Comparisons with the highly influential and effective horror film that everyone thought was real at the time of its release in 1999, “The Blair Witch Project,” is inevitable. (I wonder why suddenly most people nowadays really dislike that movie.) Both movies used a hand-held camera that was shaky and it played upon one of people’s greatest fears: the unknown. Both movies also used the technique of a continuous rising action and ending the movie during its climax for full effect (and discussions after walking out of the multiplex). Although I consider “The Blair Witch Project” to be a better movie, it’s really all a matter of personal taste. I believe “Paranormal Activity” more than held its own because it captured genuine thrills and chills that most movies with big budgets (and far better special and visual effects) cannot. That fact alone should make the actors and the director proud of their work.

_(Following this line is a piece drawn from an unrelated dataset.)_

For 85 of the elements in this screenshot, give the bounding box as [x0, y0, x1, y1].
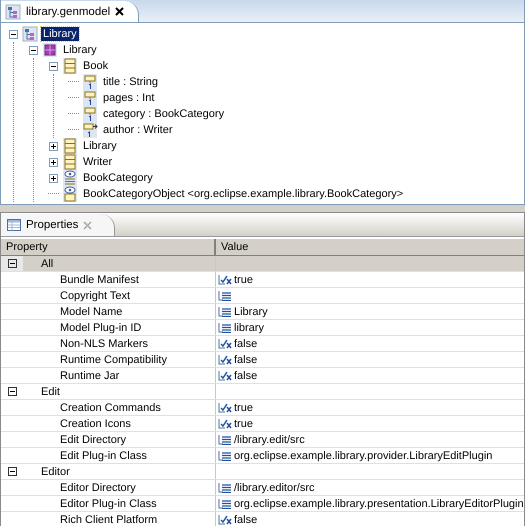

Essentially, “Paranormal Activity” thrived on realism. If you believe in demons or ghosts (or even if you’re not sure they exist–a group of which I belong in), chances are you will be cowering in your seat. If you don’t believe it demons or ghosts at all, chances are you’re going to laugh at the whole thing and maybe you shouldn’t even spend money to watch it. (Maybe catch it on DVD because it really is quite impressive.) I thought the movie was scary because it’s a classic haunted house movie: we see shadows, noises, and the things they do to the objects around the couple. And yes, they eventually do something to our protagonists other than scaring them out of their minds and desperately wanting to call an exorcist for help. I loved the bedroom scenes because those are when things started to get very… interesting. Even though the setting was rendundant (the whole movie was shot in one house), the things that were happening (that shouldn’t happen in the first place) was not. With each bedroom scene, the level of scare factor was amplified exponentially–by the fourth of fifth bedroom scene, I really wanted to look away because I found myself imagining the “What Ifs” when I would be the one sleeping and all the lights would be off.
This is not the scariest movie I’ve ever seen. But it is one of those movies that I couldn’t help but think about afterwards. Despite what we know (or “understand” might be a better word) of science, and as a person who values science, we shouldn’t disregard certain possibilities just because we haven’t gathered enough support about them. If you’re tired of the same generic slasher films and remakes that Hollywood is spitting out every week, then do yourself a favor and see this one. Stop reading spoilers and hoping that the fear will wane after you’ve read a description. Because chances are, images are stronger than words. And even if you don’t end up liking it, at least you’re supporting a small movie. By doing so, perhaps big studio executives would stop being so elitist and support smaller films in the future–a movement that I strongly believe in because, in my experience as a young cinéphile, most of the time smaller films have great ideas and better execution than big Hollywood movies.